Correct Answer is Option (d)
In the first paragraph, Anthony uses the word alleged to address that she is not willing to refer to the “crime” as a crime, since according to her argument, she was just exercising her constitution-given rights. So, she calls the crime “alleged,” not because she has not yet been convicted, (we can see from the italicized context that this is not the case,) but to “emphasize that she has done nothing wrong.”
Example 3.
The passage is excerpted from Ngonghala CN, et. al’s “Poverty, Disease, and the Ecology of Complex Systems” © 2014 Ngonghala et al.

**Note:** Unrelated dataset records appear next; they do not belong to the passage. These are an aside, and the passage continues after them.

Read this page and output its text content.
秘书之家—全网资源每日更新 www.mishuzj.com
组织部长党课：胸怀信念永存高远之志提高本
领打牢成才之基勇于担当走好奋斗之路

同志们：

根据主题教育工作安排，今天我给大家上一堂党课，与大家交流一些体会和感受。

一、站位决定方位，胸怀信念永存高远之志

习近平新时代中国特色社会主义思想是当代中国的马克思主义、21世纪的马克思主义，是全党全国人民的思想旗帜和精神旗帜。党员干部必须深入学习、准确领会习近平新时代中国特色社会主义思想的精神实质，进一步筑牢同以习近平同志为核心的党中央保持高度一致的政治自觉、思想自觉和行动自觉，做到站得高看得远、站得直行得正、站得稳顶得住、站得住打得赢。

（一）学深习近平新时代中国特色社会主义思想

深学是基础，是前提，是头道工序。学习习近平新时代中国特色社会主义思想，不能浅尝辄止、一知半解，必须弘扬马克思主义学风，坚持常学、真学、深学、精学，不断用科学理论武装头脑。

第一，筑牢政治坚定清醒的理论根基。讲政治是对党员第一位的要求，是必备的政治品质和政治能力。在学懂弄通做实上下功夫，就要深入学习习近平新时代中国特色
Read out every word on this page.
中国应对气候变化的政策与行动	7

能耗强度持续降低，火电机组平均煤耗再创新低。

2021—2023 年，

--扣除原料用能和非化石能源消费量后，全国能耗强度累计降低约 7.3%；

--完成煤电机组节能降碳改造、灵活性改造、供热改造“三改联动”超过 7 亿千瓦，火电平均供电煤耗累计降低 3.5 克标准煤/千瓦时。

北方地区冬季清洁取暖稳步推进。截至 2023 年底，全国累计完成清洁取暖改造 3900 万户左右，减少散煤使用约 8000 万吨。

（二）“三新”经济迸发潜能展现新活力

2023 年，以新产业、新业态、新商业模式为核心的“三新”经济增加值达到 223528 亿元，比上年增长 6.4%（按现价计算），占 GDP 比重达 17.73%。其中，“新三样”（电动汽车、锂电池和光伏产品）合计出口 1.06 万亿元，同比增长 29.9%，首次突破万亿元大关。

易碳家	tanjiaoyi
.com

Nonetheless, for the billion people who still languish in chronic extreme poverty, Malthus’s ideas about the importance of biophysical and biosocial feedback (e.g., interactions between human behavior and resource availability) to the dynamics of economic systems still ring true. Indeed, while they were based on observations of human populations, Malthus ideas had reverberations throughout the life sciences. His insights were based on important underlying processes that provided inspiration to both Darwin and Wallace as they independently derived the theory of evolution by natural selection. Likewise, these principles underlie standard models of population biology, including logistic population growth models, predator-prey models, and the epidemiology of host-pathogen dynamics.
Q. The author uses the word “reverberations” in the highlighted sentence primarily in order to
(a) show that Malthus’s work was primarily audial in nature
(b) insinuate that the works of Malthus did very little to impact the field of social science
(c) draw attention to the lack of recognition of Malthus’s ideas in the works of social scientists
(d) emphasize the impact of Malthus’s work on the works of social scientists and scholars
Correct Answer is Option (d)
The term “reverberations” in its context is used in a figurative sense to express that the works of Malthus had an impact on the life sciences as a whole. This aligns with our correct answer: “emphasize the impact of Malthus’s work on the works of social scientists and scholars.” The term reverberations is not used in a literal sense in this context, nor does it suggest that Malthus’s work did very little to impact the field. Additionally, while indications that Malthus’s works were sometimes overlooked appear elsewhere in the passage, the surrounding context of the term “reverberations” does not accomplish this task.